Following McDonald, the Bill of Rights’ provisions the Supreme Court has not yet found to be incorporated on the states are few but important: the Sixth Amendment right to a unanimous jury verdict, the Third Amendment protection against quartering of soldiers, the Fifth Amendment’s grand jury requirement, the Seventh Amendment’s right to a jury trial in civil cases, and the Eighth Amendment’s protection against excessive fines. It is this last protection that now is before the court in the Timbs case involving forfeiture of the Land Rover.
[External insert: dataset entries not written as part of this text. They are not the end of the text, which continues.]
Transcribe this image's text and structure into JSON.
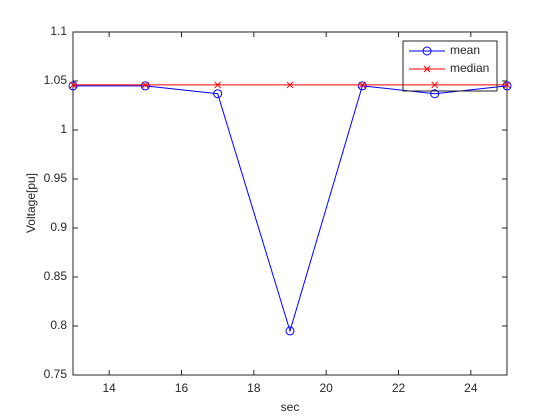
{
  "chart_data": {
    "type": "line",
    "x_label": "sec",
    "y_label": "Voltage[pu]",
    "x": [
      13,
      15,
      17,
      19,
      21,
      23,
      25
    ],
    "series": [
      {
        "name": "mean",
        "color": "#0000ff",
        "marker": "circle",
        "values": [
          1.045,
          1.045,
          1.037,
          0.795,
          1.045,
          1.037,
          1.045
        ]
      },
      {
        "name": "median",
        "color": "#ff0000",
        "marker": "x",
        "values": [
          1.046,
          1.046,
          1.046,
          1.046,
          1.046,
          1.046,
          1.046
        ]
      }
    ],
    "xlim": [
      13,
      25
    ],
    "xticks": [
      14,
      16,
      18,
      20,
      22,
      24
    ],
    "ylim": [
      0.75,
      1.1
    ],
    "yticks": [
      0.75,
      0.8,
      0.85,
      0.9,
      0.95,
      1,
      1.05,
      1.1
    ],
    "grid": false,
    "legend": "northeast"
  }
}
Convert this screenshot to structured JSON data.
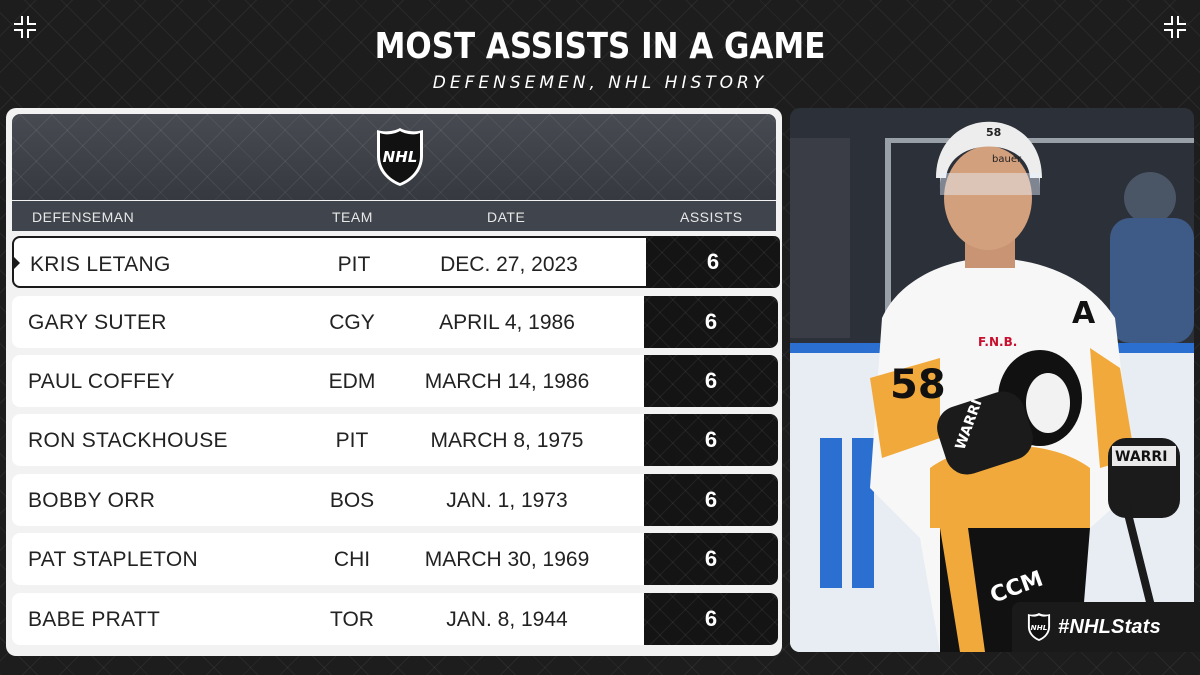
{
  "header": {
    "title": "MOST ASSISTS IN A GAME",
    "subtitle": "DEFENSEMEN, NHL HISTORY"
  },
  "logo": {
    "icon": "nhl-shield-icon",
    "text": "NHL"
  },
  "columns": {
    "name": "DEFENSEMAN",
    "team": "TEAM",
    "date": "DATE",
    "assists": "ASSISTS"
  },
  "rows": [
    {
      "name": "KRIS LETANG",
      "team": "PIT",
      "date": "DEC. 27, 2023",
      "assists": "6",
      "highlighted": true
    },
    {
      "name": "GARY SUTER",
      "team": "CGY",
      "date": "APRIL 4, 1986",
      "assists": "6"
    },
    {
      "name": "PAUL COFFEY",
      "team": "EDM",
      "date": "MARCH 14, 1986",
      "assists": "6"
    },
    {
      "name": "RON STACKHOUSE",
      "team": "PIT",
      "date": "MARCH 8, 1975",
      "assists": "6"
    },
    {
      "name": "BOBBY ORR",
      "team": "BOS",
      "date": "JAN. 1, 1973",
      "assists": "6"
    },
    {
      "name": "PAT STAPLETON",
      "team": "CHI",
      "date": "MARCH 30, 1969",
      "assists": "6"
    },
    {
      "name": "BABE PRATT",
      "team": "TOR",
      "date": "JAN. 8, 1944",
      "assists": "6"
    }
  ],
  "photo": {
    "jersey_number": "58",
    "captain_letter": "A",
    "helmet_brand": "bauer",
    "glove_brand": "WARRI",
    "pants_brand": "CCM",
    "sponsor": "F.N.B."
  },
  "footer": {
    "hashtag": "#NHLStats"
  },
  "colors": {
    "background": "#1e1e1e",
    "panel": "#f2f2f2",
    "header_bar": "#3f444d",
    "assist_cell": "#141414",
    "penguins_gold": "#f2a93b"
  }
}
It seems inconceivable, particularly in light of the liberal standards governing incorporation and the extent of incorporation the Supreme Court has recognized, that the court could now would draw a line at the Excessive Fine Clause. Nonetheless, with the prospect of a deeply conservative majority controlling the court for decades to come, it is perhaps equally conceivable that that majority might revisit the entire notion of incorporation as a way to drastically curtail the reach of the Bill of Rights.
In rejecting incorporation of the Excessive Fines Clause in Timbs, the Indiana Supreme Court gave voice to the fundamental states’ rights tension underlying incorporation:
Indiana is a sovereign state within our federal system, and we elect not to impose federal obligations on the State that the federal government itself has not mandated. An important corollary is that Indiana has its own system of legal, including constitutional, protections for its citizens and other persons within its jurisdiction. Absent a definitive holding from the Supreme Court, we decline to subject Indiana to a federal test that may operate to impede development of our own excessive-fines jurisprudence under the Indiana Constitution.
Should an aggressively conservative majority of the Supreme Court move to root its constitutional analysis in a states’ rights philosophy, the Timbs case could be a starting point for rolling back the incorporation jurisprudence that has made possible the full sweep of the Bill of Rights.